UBC Theses and Dissertations

UBC Theses Logo

UBC Theses and Dissertations

“The megaphone of destiny—” composition, voice, and multitude in the auditory avant-garde of the Twentieth Century : Gertrude Stein, Samuel Beckett, John Cage, and Frank Zappa Michalak, Tomasz Zbigniew

Abstract

This thesis traces the critical history of the term ‘auditory turn.’ Following Marshall McLuhan, I argue that the emergence of sound and sound-oriented concepts in Twentieth-Century literature and culture exemplifies a paradigm shift in the way a literary text operates. This shift affects not just literature but forms of literacy and literary analysis. By drawing on McLuhan’s notions like ‘the scandal of cubism’ and the ‘acoustic space’ as well as Walter Ong’s ‘secondary orality’ along with subsequent research in media and sound studies, I examine a group of selected works that manifest the idea of auditory text, a text characterized by performative sonority, aspiring to the condition of music. The thesis offers four ‘representative anecdotes’ of the ‘auditory turn’ in avant-garde and experimental literature, Gertrude Stein, Samuel Beckett, John Cage, and Frank Zappa, each of which is engaged in a separate chapter.
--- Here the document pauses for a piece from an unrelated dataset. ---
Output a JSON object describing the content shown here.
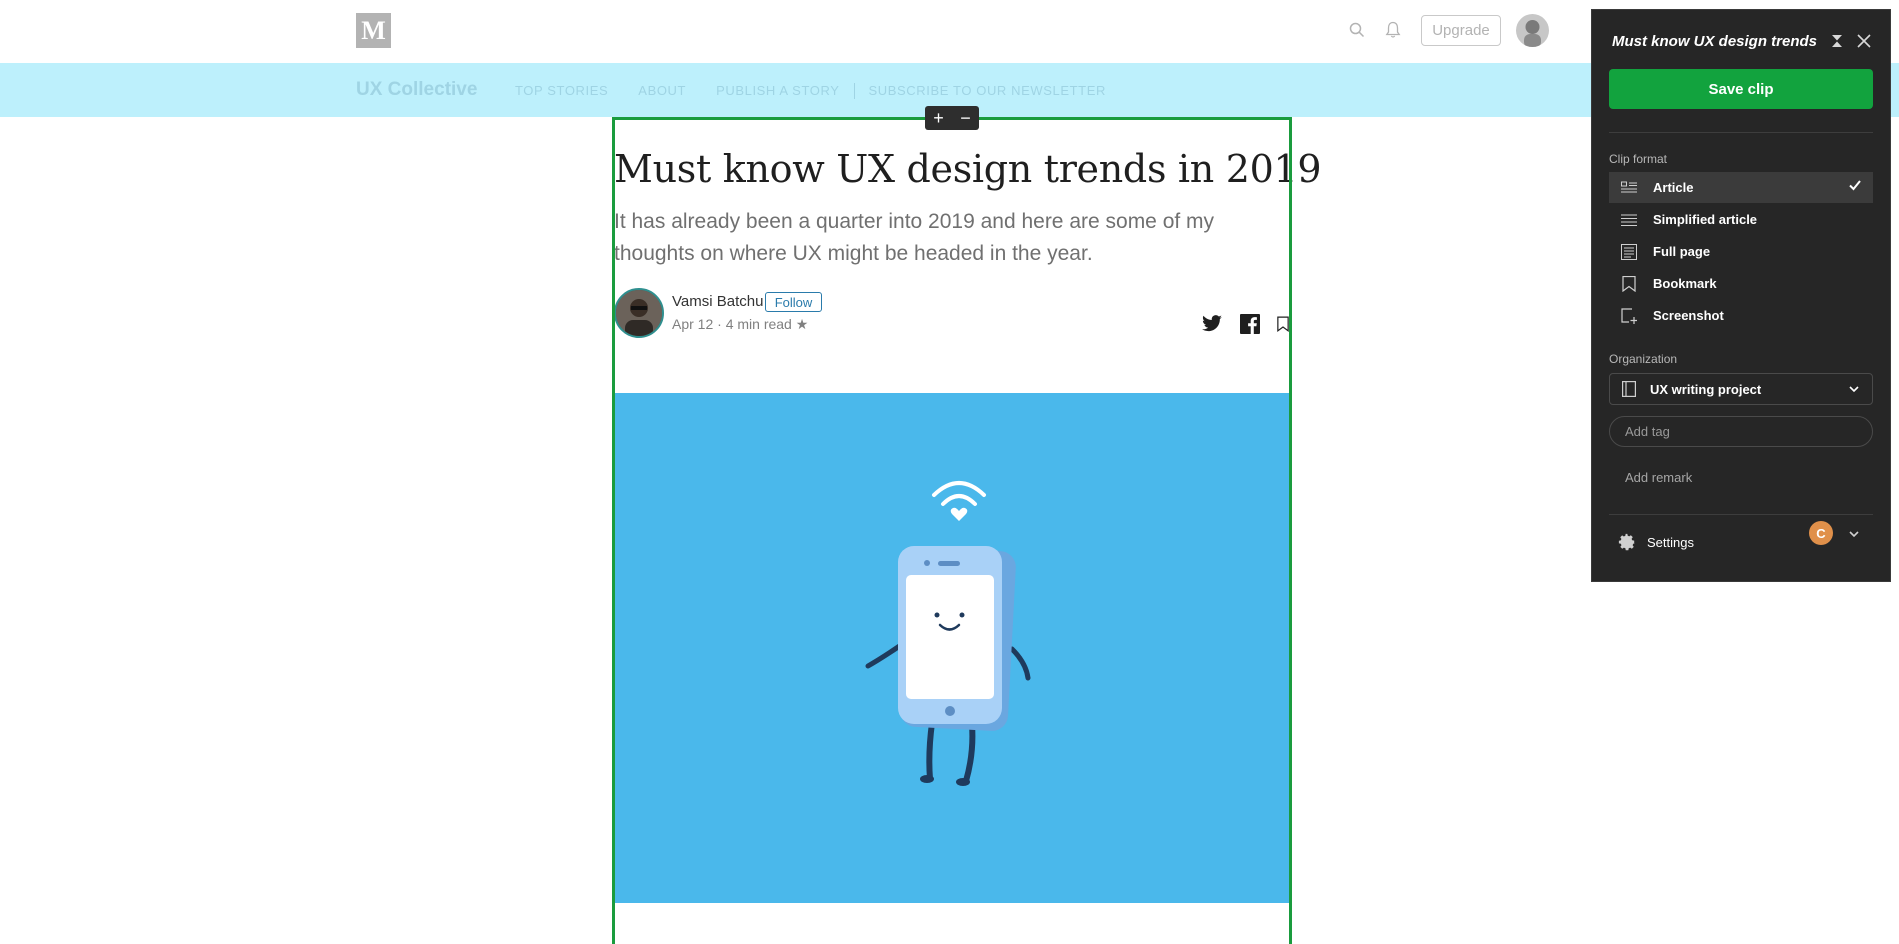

Chapter 1 draws on the relationship between sound and presence and landscape as it applies to Stein’s ideas concerning composition and landscape theatre. Chapter 2 turns to selected short prose works of Beckett to demonstrate the attention to sound in the way in which the problem of voice as a marker of self preoccupies Beckett. Chapter 3 examines selected writings of John Cage that engage the problem of sound and voice both theoretically, as themes addressed critically, and in his practice of using voice as an instrument. Chapter 4 directs critical attention to Frank Zappa’s writings as well as musical compositions that explicitly engage the issue of sound, voice, and noise in popular culture. The four chapters help develop systematically the structural argument of the thesis concerning the interface of sound, text, and image, demonstrating this interface to manifest in three related ways, as composition, voice, and multitude (also referred to as peopling).